Dr. Shanahan is a research assistant professor in the Department of Maternal and Child Health and a research scientist at the UNC Injury Prevention Research Center. The underlying motivation for Dr. Shanahan’s research is to improve the health and developmental trajectories of children. Her research focuses on adverse events that potentially influence these trajectories and prevent children from realizing their full potential.

Dr. Anissa I. Vines, PhD

Dr. Vines’ research centers on understanding the underlying determinants of health disparities with interests in community-based research, chronic disease epidemiology and cancer.

Dr. Julie Daniels, PhD

Dr. Daniels’ research focuses on prenatal environmental and nutritional exposures that may impact children’s growth, neurodevelopment, and overall health. She has created a platform for studying early life exposure to brominated and organophosphate flame retardants, persistent organic pollutants, and long-chain fatty acids as they relate to children’s health in the Pregnancy, Infection & Nutrition Kids Study

Dr. Bharathi Zvara, PhD

Dr.
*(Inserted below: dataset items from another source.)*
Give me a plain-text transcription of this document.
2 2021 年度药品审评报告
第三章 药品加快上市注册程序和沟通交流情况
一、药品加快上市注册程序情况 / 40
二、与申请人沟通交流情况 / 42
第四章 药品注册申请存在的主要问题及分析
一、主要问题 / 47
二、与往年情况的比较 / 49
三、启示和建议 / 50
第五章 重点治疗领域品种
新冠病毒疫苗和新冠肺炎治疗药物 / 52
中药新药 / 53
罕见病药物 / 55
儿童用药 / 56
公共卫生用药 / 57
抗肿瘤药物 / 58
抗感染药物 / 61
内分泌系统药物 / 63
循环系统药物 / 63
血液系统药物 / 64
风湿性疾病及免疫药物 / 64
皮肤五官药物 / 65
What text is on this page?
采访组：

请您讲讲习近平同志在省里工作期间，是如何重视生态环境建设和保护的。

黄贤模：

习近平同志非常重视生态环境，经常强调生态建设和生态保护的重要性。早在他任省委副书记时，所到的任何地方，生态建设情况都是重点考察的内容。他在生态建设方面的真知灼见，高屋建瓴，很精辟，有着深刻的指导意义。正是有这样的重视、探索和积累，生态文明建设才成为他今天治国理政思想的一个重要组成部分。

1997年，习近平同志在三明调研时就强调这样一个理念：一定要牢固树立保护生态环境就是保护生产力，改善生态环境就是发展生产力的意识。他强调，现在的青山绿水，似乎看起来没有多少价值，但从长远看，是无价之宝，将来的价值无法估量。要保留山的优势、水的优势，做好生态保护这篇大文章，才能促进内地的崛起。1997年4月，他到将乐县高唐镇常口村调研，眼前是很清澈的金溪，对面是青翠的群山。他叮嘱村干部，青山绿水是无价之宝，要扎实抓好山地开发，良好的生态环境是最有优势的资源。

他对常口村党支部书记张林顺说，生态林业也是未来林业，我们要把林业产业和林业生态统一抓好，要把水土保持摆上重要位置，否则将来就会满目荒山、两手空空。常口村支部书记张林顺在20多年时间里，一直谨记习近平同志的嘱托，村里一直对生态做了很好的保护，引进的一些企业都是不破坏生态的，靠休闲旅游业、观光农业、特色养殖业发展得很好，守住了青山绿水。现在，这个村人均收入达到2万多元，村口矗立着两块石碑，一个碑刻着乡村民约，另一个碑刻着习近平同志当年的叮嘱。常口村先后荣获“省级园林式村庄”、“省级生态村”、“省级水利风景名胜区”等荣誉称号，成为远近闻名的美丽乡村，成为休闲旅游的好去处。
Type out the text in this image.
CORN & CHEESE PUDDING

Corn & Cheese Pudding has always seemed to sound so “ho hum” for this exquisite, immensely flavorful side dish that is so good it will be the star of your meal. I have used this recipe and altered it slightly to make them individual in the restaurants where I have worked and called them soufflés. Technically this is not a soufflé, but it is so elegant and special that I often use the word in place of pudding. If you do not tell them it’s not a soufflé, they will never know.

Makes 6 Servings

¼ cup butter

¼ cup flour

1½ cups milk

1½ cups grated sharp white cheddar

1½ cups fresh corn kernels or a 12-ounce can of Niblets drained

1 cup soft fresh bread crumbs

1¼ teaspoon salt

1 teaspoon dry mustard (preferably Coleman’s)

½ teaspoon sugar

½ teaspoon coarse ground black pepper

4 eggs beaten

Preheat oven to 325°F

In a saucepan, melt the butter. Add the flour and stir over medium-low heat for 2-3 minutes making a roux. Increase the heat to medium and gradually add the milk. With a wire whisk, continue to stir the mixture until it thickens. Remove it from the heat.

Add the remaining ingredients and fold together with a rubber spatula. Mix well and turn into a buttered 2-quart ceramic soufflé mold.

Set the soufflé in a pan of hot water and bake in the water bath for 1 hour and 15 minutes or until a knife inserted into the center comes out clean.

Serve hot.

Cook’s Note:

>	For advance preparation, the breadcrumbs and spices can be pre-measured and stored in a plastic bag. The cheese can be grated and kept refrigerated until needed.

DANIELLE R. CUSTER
Bharathi Zvara is a research assistant professor whose research interests focus on parenting, parent-child relationships, and early normative and atypical development from a biopsychosocial developmental perspective. Her research seeks to identify psychobiological and environmental mechanisms linking childhood experiences of trauma, violence, and social disadvantage to the development of children’s self-regulation, emotions, and behaviors.

Dr. Jon M. Hussey, PhD

Dr. Jon M. Hussey is sociologist and demographer with a primary interest in the association between social stratification and health. He is particularly concerned with the causes of racial, ethnic, and socioeconomic differentials in morbidity and mortality. Understanding how childhood exposures influence adult health disparities is a specific objective of his work.